Dabei ist die Anwendung des § 287 ZPO nicht nur auf Folgeschäden einer Verletzung beschränkt, sondern umfasst neben einer festgestellten oder unstreitigen Verletzung des Körpers entstehende weitere Körperschäden aus derselben Schadensursache (BGH NJW-RR 2009, 409; OLG Köln v. 19.2.2014 – 16 U 99/10 = r+s 2015, 98). Der Geschädigte muss lediglich den vollen Beweis dafür erbringen, dass er überhaupt verletzt worden ist.
Für den sog. ersten Verletzungserfolg kommen ihm allerdings keine Beweiserleichterungen zugute (BGH NJW 2004, 777; OLG München NZV 2003, 474; KG NZV 2010, 624). Gerade bei Verletzungen der Halswirbelsäule wird das Zusammenspiel zwischen § 286 und § 287 ZPO besonders deutlich. Für das Vorliegen der Primärverletzung, also der behaupteten Halswirbelsäulen-Verletzung, muss der Geschädigte den Vollbeweis nach § 286 ZPO erbringen. Für einen Folge- oder Dauerschaden gilt § 287 ZPO. Es genügt also die hinreichende oder überwiegende Wahrscheinlichkeit. Hier ist insbesondere darauf zu achten, dass die Beweiserleichterungen des § 287 ZPO den Geschädigten nicht dadurch genommen werden dürfen, dass im Rahmen der Beweiserhebung medizinische Sachverständige einen strengeren Beweismaßstab anlegen. Eine Wahrscheinlichkeit, die auch medizinisch-wissenschaftlichen Kriterien Stand hält, ist nicht Voraussetzung für den Nachweis der haftungsausfüllenden Kausalität (OLG Hamm NZV 1994, 189, vgl. auch DAR 2001, 508). Insbesondere ist darauf zu achten, dass die sozialrechtliche Kausalitätslehre von der richtungsweisenden Verschlimmerung hier nicht gilt (vgl. BGH NJW-RR 2005, 897; Ziegert, DAR 1994, 257 sowie Lemke, NZV 1996, 337, 338).
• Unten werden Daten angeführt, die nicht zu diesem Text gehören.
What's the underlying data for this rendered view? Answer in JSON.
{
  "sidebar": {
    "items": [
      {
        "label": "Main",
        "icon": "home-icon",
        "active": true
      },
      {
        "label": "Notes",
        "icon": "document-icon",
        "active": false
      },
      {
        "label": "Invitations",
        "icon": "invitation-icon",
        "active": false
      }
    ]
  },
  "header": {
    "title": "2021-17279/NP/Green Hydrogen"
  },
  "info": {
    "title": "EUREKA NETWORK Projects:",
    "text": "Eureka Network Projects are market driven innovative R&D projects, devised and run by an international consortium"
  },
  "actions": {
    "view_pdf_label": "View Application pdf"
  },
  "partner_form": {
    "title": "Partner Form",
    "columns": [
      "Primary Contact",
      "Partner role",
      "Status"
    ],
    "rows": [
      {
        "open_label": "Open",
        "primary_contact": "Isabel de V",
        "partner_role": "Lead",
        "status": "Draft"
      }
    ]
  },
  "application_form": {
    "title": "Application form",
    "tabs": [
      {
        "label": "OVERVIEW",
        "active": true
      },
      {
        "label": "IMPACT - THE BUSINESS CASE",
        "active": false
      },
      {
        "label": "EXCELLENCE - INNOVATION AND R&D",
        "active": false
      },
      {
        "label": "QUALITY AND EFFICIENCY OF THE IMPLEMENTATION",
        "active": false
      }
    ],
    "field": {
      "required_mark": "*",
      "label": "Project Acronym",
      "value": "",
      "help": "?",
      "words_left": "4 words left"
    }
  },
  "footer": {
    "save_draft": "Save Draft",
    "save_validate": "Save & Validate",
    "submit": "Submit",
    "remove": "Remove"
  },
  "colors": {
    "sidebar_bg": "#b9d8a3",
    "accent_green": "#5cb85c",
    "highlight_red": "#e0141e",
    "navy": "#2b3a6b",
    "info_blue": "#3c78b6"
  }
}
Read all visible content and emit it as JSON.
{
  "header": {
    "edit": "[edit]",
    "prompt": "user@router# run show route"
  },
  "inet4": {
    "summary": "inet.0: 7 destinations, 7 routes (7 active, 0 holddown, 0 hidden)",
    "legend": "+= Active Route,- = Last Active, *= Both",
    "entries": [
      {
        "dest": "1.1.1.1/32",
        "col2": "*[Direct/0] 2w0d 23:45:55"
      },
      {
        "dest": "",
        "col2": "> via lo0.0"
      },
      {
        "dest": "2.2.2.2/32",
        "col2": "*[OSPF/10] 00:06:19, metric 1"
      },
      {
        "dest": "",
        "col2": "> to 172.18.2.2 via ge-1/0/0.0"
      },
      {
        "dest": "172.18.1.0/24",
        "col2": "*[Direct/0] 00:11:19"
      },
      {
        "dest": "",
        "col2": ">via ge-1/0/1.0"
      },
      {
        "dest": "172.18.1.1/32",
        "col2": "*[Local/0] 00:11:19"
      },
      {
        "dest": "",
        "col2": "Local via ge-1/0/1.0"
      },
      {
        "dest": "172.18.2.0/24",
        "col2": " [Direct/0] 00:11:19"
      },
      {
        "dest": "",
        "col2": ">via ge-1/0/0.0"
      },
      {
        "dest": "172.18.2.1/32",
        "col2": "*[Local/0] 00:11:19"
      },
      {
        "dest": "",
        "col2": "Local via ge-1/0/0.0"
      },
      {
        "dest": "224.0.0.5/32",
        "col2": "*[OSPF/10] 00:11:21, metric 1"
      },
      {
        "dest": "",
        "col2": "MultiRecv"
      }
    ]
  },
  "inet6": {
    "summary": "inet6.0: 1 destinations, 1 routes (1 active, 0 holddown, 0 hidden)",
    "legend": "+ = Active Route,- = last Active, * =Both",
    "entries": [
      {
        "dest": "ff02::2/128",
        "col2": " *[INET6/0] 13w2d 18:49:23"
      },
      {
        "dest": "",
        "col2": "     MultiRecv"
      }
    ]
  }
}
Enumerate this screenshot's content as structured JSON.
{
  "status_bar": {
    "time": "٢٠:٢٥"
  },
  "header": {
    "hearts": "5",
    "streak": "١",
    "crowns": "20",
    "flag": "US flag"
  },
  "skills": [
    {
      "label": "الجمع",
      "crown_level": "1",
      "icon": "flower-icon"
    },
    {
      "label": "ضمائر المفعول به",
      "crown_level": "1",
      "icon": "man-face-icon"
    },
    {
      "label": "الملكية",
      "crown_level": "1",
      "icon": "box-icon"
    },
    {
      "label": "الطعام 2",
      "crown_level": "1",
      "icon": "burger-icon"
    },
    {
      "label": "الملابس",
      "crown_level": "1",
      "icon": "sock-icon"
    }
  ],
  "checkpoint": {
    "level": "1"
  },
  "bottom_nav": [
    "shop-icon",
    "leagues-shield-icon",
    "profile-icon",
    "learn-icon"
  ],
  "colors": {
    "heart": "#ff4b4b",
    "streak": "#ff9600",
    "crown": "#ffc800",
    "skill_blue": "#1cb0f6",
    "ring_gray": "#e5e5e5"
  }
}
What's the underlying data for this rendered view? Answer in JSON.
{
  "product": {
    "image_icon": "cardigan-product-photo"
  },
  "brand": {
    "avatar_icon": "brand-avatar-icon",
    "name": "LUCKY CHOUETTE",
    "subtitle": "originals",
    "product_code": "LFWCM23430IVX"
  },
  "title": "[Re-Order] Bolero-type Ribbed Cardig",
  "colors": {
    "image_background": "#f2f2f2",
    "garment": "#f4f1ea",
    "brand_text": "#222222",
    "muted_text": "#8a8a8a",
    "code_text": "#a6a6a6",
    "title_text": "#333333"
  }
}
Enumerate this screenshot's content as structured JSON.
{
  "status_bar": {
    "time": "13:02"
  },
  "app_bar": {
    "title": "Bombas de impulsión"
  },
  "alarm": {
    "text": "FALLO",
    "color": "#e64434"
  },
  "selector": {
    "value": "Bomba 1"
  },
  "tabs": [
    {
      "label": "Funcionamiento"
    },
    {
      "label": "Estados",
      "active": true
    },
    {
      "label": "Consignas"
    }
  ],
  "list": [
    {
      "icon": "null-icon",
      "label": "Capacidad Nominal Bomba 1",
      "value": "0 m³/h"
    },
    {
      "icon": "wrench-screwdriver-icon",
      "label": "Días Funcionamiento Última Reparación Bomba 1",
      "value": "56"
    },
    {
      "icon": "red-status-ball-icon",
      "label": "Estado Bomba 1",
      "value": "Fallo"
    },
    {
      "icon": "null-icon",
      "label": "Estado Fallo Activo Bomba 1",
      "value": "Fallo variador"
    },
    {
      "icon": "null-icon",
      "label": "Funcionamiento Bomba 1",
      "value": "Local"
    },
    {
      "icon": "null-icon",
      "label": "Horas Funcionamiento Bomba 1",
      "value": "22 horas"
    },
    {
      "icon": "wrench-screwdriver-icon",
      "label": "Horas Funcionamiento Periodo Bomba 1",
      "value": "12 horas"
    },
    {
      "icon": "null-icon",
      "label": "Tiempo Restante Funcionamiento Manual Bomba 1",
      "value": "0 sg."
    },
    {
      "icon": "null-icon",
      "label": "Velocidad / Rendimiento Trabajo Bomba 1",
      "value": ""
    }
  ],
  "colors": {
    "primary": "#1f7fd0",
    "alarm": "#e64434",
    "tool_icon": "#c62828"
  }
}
Für die Kausalität kommt es allein darauf an, ob es dem Geschädigten ohne den Unfall mit erheblicher Wahrscheinlichkeit besser ginge (Lemke, NZV 1996, 337, 342). Das Gericht sollte bereits im Beweisbeschluss den medizinischen Sachverständigen in verständiger Weise darauf hinweisen, dass im Haftpflichtrecht andere Kausalitäts- und Beweisforderungen gelten als im Sozialrecht (OLG Köln VersR 1998, 1249; Lemke, NZV 1996, 337, 341).